If you must do what you describe, then just use date('..',$timestamp), where $timestamp is the time created above.

sukanya.paul
05-29-2007, 04:58 AM
i dont really understand what u mean..i hv an application form which i hv to maintain by the dates the application was filled..how do i do tht with timecode.. jus time()??

djr33
05-29-2007, 05:06 AM
time() is the current time.
mktime() can do it from a given date.
date() can take a timecode (as second parameter) and output (defined by first parameter) as human-readable date.

Not sure why your application does this, but you could convert before entering it into the mysql db, or later convert.

It is still possible, though more complex and with extra steps to, as I said above, use a mix of date() and mktime() to get to this same result.

I'm not sure about the particular situation.

mbrodin
05-29-2007, 08:39 AM
Hi all!

Here are a code i wrote for a administrationpanel about 3 month ago.
You use it as following, 15 days from now: calcTime("15 days"), 15 days ago from now: calcTime("15 days", "-"), also if you want get 1 years from now: calcTime("1 year") and calcTime("3 years"), calcTime("1 week", "-") and so on.
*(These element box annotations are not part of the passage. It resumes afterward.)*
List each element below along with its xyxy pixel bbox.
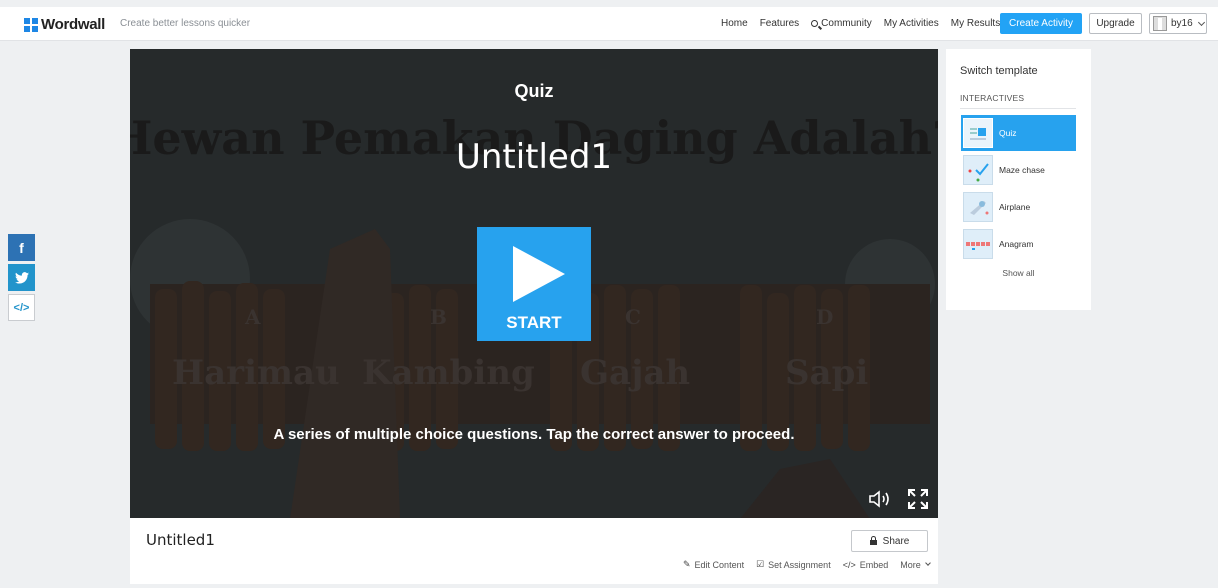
maze-chase-thumbnail-icon <box>963 155 993 185</box>
nav-my-activities[interactable]: My Activities <box>884 18 939 29</box>
nav-community-label: Community <box>821 18 872 29</box>
nav-community[interactable]: Community <box>811 18 872 29</box>
template-airplane[interactable]: Airplane <box>961 189 1076 225</box>
answer-text-c: Gajah <box>580 353 690 393</box>
avatar <box>1153 16 1167 31</box>
username: by16 <box>1171 18 1193 29</box>
create-activity-button[interactable]: Create Activity <box>1000 13 1082 34</box>
code-icon: </> <box>842 559 856 570</box>
main-nav: Home Features Community My Activities My… <box>721 18 1012 29</box>
template-heading: Switch template <box>960 65 1038 77</box>
nav-my-results[interactable]: My Results <box>951 18 1000 29</box>
tagline: Create better lessons quicker <box>120 18 251 29</box>
template-quiz[interactable]: Quiz <box>961 115 1076 151</box>
share-label: Share <box>882 535 910 547</box>
logo-icon <box>24 17 38 32</box>
fullscreen-icon[interactable] <box>906 487 930 511</box>
start-label: START <box>506 313 562 332</box>
activity-title: Untitled1 <box>146 531 215 549</box>
twitter-share-button[interactable] <box>8 264 35 291</box>
logo[interactable]: Wordwall <box>24 16 105 33</box>
pencil-icon: ✎ <box>683 559 691 569</box>
game-title: Untitled1 <box>455 137 613 177</box>
answer-text-b: Kambing <box>362 353 535 393</box>
set-assignment-label: Set Assignment <box>768 559 831 570</box>
facebook-share-button[interactable]: f <box>8 234 35 261</box>
checkbox-icon: ☑ <box>756 559 765 569</box>
activity-actions: ✎ Edit Content ☑ Set Assignment </> Embed M… <box>683 559 942 570</box>
game-description: A series of multiple choice questions. T… <box>273 426 795 443</box>
embed-share-button[interactable]: </> <box>8 294 35 321</box>
anagram-thumbnail-icon <box>963 229 993 259</box>
airplane-thumbnail-icon <box>963 192 993 222</box>
template-airplane-label: Airplane <box>999 202 1031 212</box>
answer-letter-a: A <box>244 305 261 329</box>
facebook-icon: f <box>19 239 24 256</box>
template-switcher: Switch template INTERACTIVES Quiz Maze c… <box>946 49 1091 310</box>
answer-text-d: Sapi <box>785 353 868 393</box>
nav-home[interactable]: Home <box>721 18 748 29</box>
game-type-label: Quiz <box>514 81 554 101</box>
start-button[interactable]: START <box>477 227 591 341</box>
search-icon <box>811 20 819 27</box>
embed-button[interactable]: </> Embed <box>843 559 889 570</box>
template-section-label: INTERACTIVES <box>960 93 1025 103</box>
game-player[interactable]: Hewan Pemakan Daging Adalah? A B C D Har… <box>130 49 938 518</box>
set-assignment-button[interactable]: ☑ Set Assignment <box>756 559 831 570</box>
more-label: More <box>900 559 921 570</box>
template-anagram-label: Anagram <box>999 239 1034 249</box>
user-menu[interactable]: by16 <box>1149 13 1207 34</box>
lock-icon <box>869 535 877 545</box>
chevron-down-icon <box>1197 18 1205 26</box>
embed-label: Embed <box>859 559 889 570</box>
nav-features[interactable]: Features <box>760 18 799 29</box>
divider <box>960 108 1076 109</box>
answer-text-a: Harimau <box>172 353 340 393</box>
answer-letter-b: B <box>430 305 447 329</box>
edit-content-button[interactable]: ✎ Edit Content <box>683 559 744 570</box>
upgrade-button[interactable]: Upgrade <box>1089 13 1142 34</box>
share-button[interactable]: Share <box>851 530 928 552</box>
answer-letter-d: D <box>816 305 833 329</box>
sound-icon[interactable] <box>868 489 892 509</box>
twitter-icon <box>14 271 29 284</box>
template-maze-chase-label: Maze chase <box>999 165 1045 175</box>
edit-content-label: Edit Content <box>694 559 745 570</box>
top-navbar: Wordwall Create better lessons quicker H… <box>0 7 1218 41</box>
template-quiz-label: Quiz <box>999 128 1017 138</box>
template-anagram[interactable]: Anagram <box>961 226 1076 262</box>
chevron-down-icon <box>924 560 931 566</box>
quiz-thumbnail-icon <box>963 118 993 148</box>
template-maze-chase[interactable]: Maze chase <box>961 152 1076 188</box>
embed-icon: </> <box>13 301 30 314</box>
answer-letter-c: C <box>625 305 641 329</box>
activity-info-panel: Untitled1 Share ✎ Edit Content ☑ Set Assig… <box>130 518 938 584</box>
play-icon <box>513 246 565 302</box>
logo-text: Wordwall <box>41 16 105 33</box>
show-all-link[interactable]: Show all <box>946 268 1091 278</box>
more-button[interactable]: More <box>900 559 931 570</box>
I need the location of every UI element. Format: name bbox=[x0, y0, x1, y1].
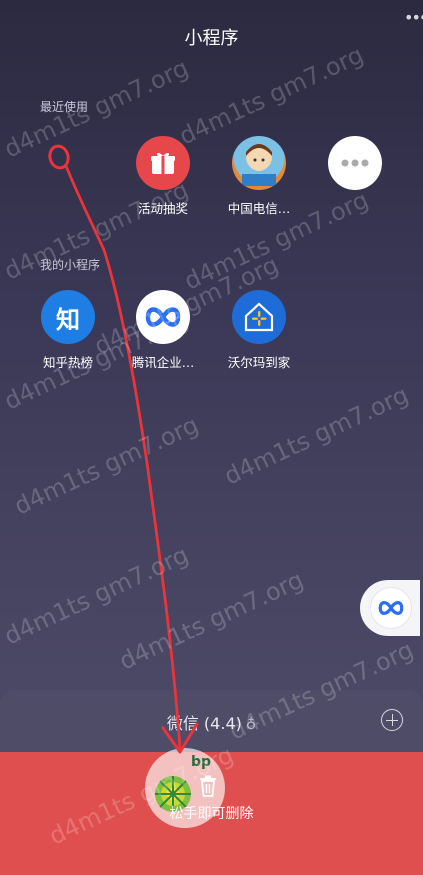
more-dots-icon[interactable]: ••• bbox=[404, 8, 423, 27]
page-title: 小程序 bbox=[184, 28, 239, 49]
app-item-more[interactable] bbox=[305, 136, 405, 198]
zhihu-icon: 知 bbox=[41, 290, 95, 344]
app-item-walmart[interactable]: 沃尔玛到家 bbox=[209, 290, 309, 371]
bulb-icon: ♁ bbox=[245, 717, 257, 733]
wechat-title-text: 微信 (4.4) bbox=[166, 714, 242, 733]
app-label: 活动抽奖 bbox=[137, 201, 188, 216]
watermark: d4m1ts gm7.org bbox=[0, 540, 193, 651]
plus-circle-icon[interactable] bbox=[381, 709, 403, 731]
tencent-meeting-icon bbox=[370, 587, 412, 629]
bp-logo-text: bp bbox=[190, 754, 211, 770]
watermark: d4m1ts gm7.org bbox=[175, 40, 368, 151]
trash-icon bbox=[200, 775, 216, 797]
floating-mini-program-button[interactable] bbox=[360, 580, 420, 636]
delete-hint-label: 松手即可删除 bbox=[169, 806, 254, 822]
watermark: d4m1ts gm7.org bbox=[10, 410, 203, 521]
app-label: 知乎热榜 bbox=[42, 355, 93, 370]
app-label: 腾讯企业… bbox=[131, 355, 195, 370]
watermark: d4m1ts gm7.org bbox=[115, 565, 308, 676]
app-item-telecom[interactable]: 中国电信… bbox=[209, 136, 309, 217]
zhihu-glyph: 知 bbox=[56, 305, 80, 334]
more-icon bbox=[328, 136, 382, 190]
drag-start-circle bbox=[48, 144, 70, 170]
telecom-avatar-icon bbox=[232, 136, 286, 190]
app-item-zhihu[interactable]: 知 知乎热榜 bbox=[18, 290, 118, 371]
app-item-gift[interactable]: 活动抽奖 bbox=[113, 136, 213, 217]
wechat-bar: 微信 (4.4) ♁ bbox=[0, 690, 423, 756]
tencent-meeting-icon bbox=[136, 290, 190, 344]
gift-icon bbox=[136, 136, 190, 190]
drag-path bbox=[64, 164, 182, 750]
section-label-mine: 我的小程序 bbox=[40, 258, 101, 272]
wechat-bar-title: 微信 (4.4) ♁ bbox=[0, 710, 423, 734]
app-label: 沃尔玛到家 bbox=[227, 355, 291, 370]
walmart-house-icon bbox=[232, 290, 286, 344]
app-label: 中国电信… bbox=[227, 201, 291, 216]
section-label-recent: 最近使用 bbox=[40, 100, 89, 114]
app-item-tencent-meeting[interactable]: 腾讯企业… bbox=[113, 290, 213, 371]
watermark: d4m1ts gm7.org bbox=[220, 380, 413, 491]
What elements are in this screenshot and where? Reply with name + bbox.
function calcTime( $t = '1 day', $p = '+' )
{

$time = time();

$t = preg_replace(array("/\s/", "/\n/"), "", trim($t));

if( preg_match("/(\d{1,3})(sec|second|seconds|min|minute|minutes|hour|hours|day|days|week|weeks|month|months|year|years)/", $t, $r) )
{

$num = ( !is_numeric($r[1]) ? 1 : $r[1] );
$what = $r[2];

switch( $what )
{

case 'year':
case 'years':

if( $p == '-' )
return ( $time - ( ( 60 * 60 * 24 * 365 ) * $num ) );
else
return ( $time + ( ( 60 * 60 * 24 * 365 ) * $num ) );

break;

case 'month':
case 'months':

if( $p == '-' )
return ( $time - ( ( 60 * 60 * 24 * 30 ) * $num ) );
else
return ( $time + ( ( 60 * 60 * 24 * 30 ) * $num ) );

break;

case 'week':
case 'weeks':

if( $p == '-' )
return ( $time - ( ( 60 * 60 * 24 * 7 ) * $num ) );
else
return ( $time + ( ( 60 * 60 * 24 * 7 ) * $num ) );

break;

case 'day':
case 'days':

if( $p == '-' )
return ( $time - ( ( 60 * 60 * 24 ) * $num ) );
else
return ( $time + ( ( 60 * 60 * 24 ) * $num ) );

break;

case 'hour':
case 'hours':

if( $p == '-' )
return ( $time - ( ( 60 * 60 ) * $num ) );
else
return ( $time + ( ( 60 * 60 ) * $num ) );

break;

case 'sec':
case 'second':
case 'seconds':

if( $p == '-' )
return ( $time - $num );
else
return ( $time + $num );

break;

case 'min':
case 'minute':
case 'minutes':
default:

if( $p == '-' )
return ( $time - ( 60 * $num ) );
else
return ( $time + ( 60 * $num ) );

break;

}


}
else
{
if( $p == '-' )
return ( $time - ( ( 60 * 60 * 24 ) * 1 ) );
else
return ( $time + ( ( 60 * 60 * 24 ) * 1 ) );
}

}

Ex: One month ago,


$ctime = calcTime("1 month", "-");
echo "1 month ago is: " . date("d/m/Y", $ctime);


Questions?

Best regards,
mbrodin